There was also a presentation on AI in higher education, showcasing various use cases and great ideas. The examples of effective prompting and creating AI agents on the fly were particularly impressive, highlighting the diverse and creative ways AI is being integrated into higher education to enhance learning and streamline operations. It provided lots of food for thought.
In our institutional groups, we brainstormed ideas where AI could be used specifically for UoB. This exercise generated numerous ideas, which we categorized into short-term, medium-term, and long-term projects.

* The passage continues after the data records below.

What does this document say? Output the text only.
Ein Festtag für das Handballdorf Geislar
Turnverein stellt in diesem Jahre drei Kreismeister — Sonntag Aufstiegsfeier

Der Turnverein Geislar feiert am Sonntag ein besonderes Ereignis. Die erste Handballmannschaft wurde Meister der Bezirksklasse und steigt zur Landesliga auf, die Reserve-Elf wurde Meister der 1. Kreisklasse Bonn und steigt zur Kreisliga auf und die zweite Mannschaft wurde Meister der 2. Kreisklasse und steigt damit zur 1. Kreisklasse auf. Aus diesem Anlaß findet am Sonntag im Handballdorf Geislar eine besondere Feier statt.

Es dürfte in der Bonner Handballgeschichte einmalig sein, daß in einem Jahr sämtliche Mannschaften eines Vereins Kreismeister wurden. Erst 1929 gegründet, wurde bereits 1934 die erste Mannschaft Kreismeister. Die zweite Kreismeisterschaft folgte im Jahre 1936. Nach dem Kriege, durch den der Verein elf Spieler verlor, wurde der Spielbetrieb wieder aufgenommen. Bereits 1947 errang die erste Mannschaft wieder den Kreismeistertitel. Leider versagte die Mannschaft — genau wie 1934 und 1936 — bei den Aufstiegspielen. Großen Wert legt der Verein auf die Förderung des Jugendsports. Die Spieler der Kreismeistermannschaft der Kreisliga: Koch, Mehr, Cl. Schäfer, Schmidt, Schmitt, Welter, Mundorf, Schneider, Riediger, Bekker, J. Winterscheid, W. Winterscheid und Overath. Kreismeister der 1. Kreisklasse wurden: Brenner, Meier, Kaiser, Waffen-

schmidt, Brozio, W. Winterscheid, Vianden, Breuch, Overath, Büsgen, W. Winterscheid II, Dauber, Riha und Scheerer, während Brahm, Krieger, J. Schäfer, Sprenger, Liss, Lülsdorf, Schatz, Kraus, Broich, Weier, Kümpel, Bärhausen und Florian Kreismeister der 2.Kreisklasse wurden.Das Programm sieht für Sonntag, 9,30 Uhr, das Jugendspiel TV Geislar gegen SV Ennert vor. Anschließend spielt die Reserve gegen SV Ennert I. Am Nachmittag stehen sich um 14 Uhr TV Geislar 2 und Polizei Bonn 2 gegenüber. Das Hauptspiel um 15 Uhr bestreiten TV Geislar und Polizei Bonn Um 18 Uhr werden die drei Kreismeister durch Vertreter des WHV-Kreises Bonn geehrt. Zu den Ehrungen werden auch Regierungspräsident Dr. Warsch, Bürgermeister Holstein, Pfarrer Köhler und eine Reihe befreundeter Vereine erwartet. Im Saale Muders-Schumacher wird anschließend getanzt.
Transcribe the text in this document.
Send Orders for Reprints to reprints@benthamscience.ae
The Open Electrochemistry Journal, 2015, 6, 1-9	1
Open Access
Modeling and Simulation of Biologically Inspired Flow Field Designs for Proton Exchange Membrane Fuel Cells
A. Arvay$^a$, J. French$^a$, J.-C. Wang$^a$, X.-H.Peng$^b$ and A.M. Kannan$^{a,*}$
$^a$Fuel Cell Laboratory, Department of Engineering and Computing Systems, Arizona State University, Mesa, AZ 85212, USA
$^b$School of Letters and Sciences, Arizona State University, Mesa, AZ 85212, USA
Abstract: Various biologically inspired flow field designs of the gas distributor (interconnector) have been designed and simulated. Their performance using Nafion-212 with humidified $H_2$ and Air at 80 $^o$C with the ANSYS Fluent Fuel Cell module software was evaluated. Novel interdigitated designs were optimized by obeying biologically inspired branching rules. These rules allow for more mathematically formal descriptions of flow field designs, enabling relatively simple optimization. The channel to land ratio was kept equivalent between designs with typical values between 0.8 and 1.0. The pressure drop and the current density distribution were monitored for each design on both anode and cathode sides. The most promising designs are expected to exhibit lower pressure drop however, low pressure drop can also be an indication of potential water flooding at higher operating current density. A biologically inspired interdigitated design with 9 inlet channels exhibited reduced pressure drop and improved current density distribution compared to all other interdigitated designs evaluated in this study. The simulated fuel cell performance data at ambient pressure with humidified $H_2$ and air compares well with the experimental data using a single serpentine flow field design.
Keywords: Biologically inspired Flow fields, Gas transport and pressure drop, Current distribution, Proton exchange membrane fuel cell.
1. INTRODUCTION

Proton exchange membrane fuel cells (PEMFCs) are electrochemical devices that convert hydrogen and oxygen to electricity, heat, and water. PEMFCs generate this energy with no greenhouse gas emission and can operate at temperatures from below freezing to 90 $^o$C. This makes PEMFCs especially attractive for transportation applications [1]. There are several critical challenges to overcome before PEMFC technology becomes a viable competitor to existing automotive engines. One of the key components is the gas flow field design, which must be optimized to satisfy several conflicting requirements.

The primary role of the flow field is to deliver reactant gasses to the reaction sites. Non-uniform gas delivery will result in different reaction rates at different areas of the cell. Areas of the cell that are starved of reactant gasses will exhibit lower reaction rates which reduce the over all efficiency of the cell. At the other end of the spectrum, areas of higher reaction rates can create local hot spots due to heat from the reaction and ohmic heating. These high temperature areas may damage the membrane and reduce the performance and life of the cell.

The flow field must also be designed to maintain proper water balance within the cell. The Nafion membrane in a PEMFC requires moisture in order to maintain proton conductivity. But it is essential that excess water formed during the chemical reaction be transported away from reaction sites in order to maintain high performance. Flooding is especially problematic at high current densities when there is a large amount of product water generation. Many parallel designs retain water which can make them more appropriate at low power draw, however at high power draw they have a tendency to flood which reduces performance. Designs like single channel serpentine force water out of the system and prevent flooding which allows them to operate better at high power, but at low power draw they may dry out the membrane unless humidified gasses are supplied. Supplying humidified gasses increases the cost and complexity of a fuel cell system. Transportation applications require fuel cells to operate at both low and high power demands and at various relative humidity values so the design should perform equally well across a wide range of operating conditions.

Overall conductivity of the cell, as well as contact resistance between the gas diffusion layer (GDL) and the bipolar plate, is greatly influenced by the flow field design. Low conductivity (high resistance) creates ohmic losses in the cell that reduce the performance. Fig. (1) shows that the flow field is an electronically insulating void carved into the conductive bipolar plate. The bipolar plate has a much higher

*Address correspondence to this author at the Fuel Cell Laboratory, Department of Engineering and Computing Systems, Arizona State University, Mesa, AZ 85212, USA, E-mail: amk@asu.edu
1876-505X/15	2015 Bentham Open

Day 2: Institutional Brainstorming
On the second day, we continued refining the top ideas generated on the first day. We focused on identifying who would be impacted by each idea and how AI might be used to help. We also worked closely with our Microsoft partners to discuss where they could assist with knowledge, training resources, and guidance. This collaboration provided valuable insights and support, helping us to develop actionable plans for implementing AI initiatives at the University of Birmingham.

Personal Reflections
For me personally, the workshop clarified the need for three levels of AI implementation at UoB. First, a Vanilla Co-Pilot, which offers an out-of-the-box experience for web interfaces and M365 co-pilot. Learning from other institutions that faced challenges during their initial launch can help us roll out AI successfully. Key considerations include user support, community of practice, and leveraging Microsoft’s extensive resources. Second, Bespoke Co-Pilots, which are custom agents guiding people through processes and interacting with our own data and documents. While we have several use case scenarios, the underlying data infrastructure needs improvement. Third, Bespoke Development, where some ideas require AI to be embedded in bespoke developments, such as essay marking and feedback analysis. These initiatives have generated excitement among other institutions and present significant opportunities for innovation. The AI Accelerator workshop was a great start in identifying where the opportunities lie and how we can prioritize them. It was particularly valuable to talk with colleagues from UoB whom I don’t usually work with. They viewed AI differently from myself, taking a more holistic view compared to my technical solution-focused perspective. It was also good to speak with representatives from other universities and realize that we are all in the same boat. Meeting with Microsoft staff was enlightening, as it made me realize the support they can offer. This experience reinforced my belief that AI is a massive opportunity for UoB that needs to be seized. Our innovation team will undoubtedly be extremely busy moving forward, and while we are a very valuable resource to the university, there is a lot to do, and our team is too small to do it all.
Next Steps
Moving forward, we need to follow up with Microsoft subject matter experts to explore available technologies. Developing a clear plan for rolling out AI initiatives, including user support and community of practice, will be crucial. Leveraging Microsoft’s resources to maximize the impact of our AI projects and continuing to collaborate with other institutions to share insights and best practices will also be key. The future is incredibly exciting, with AI presenting a wealth of opportunities for innovation and improvement. There’s a lot of work ahead, but with the right strategies and collaborations, we can achieve great things.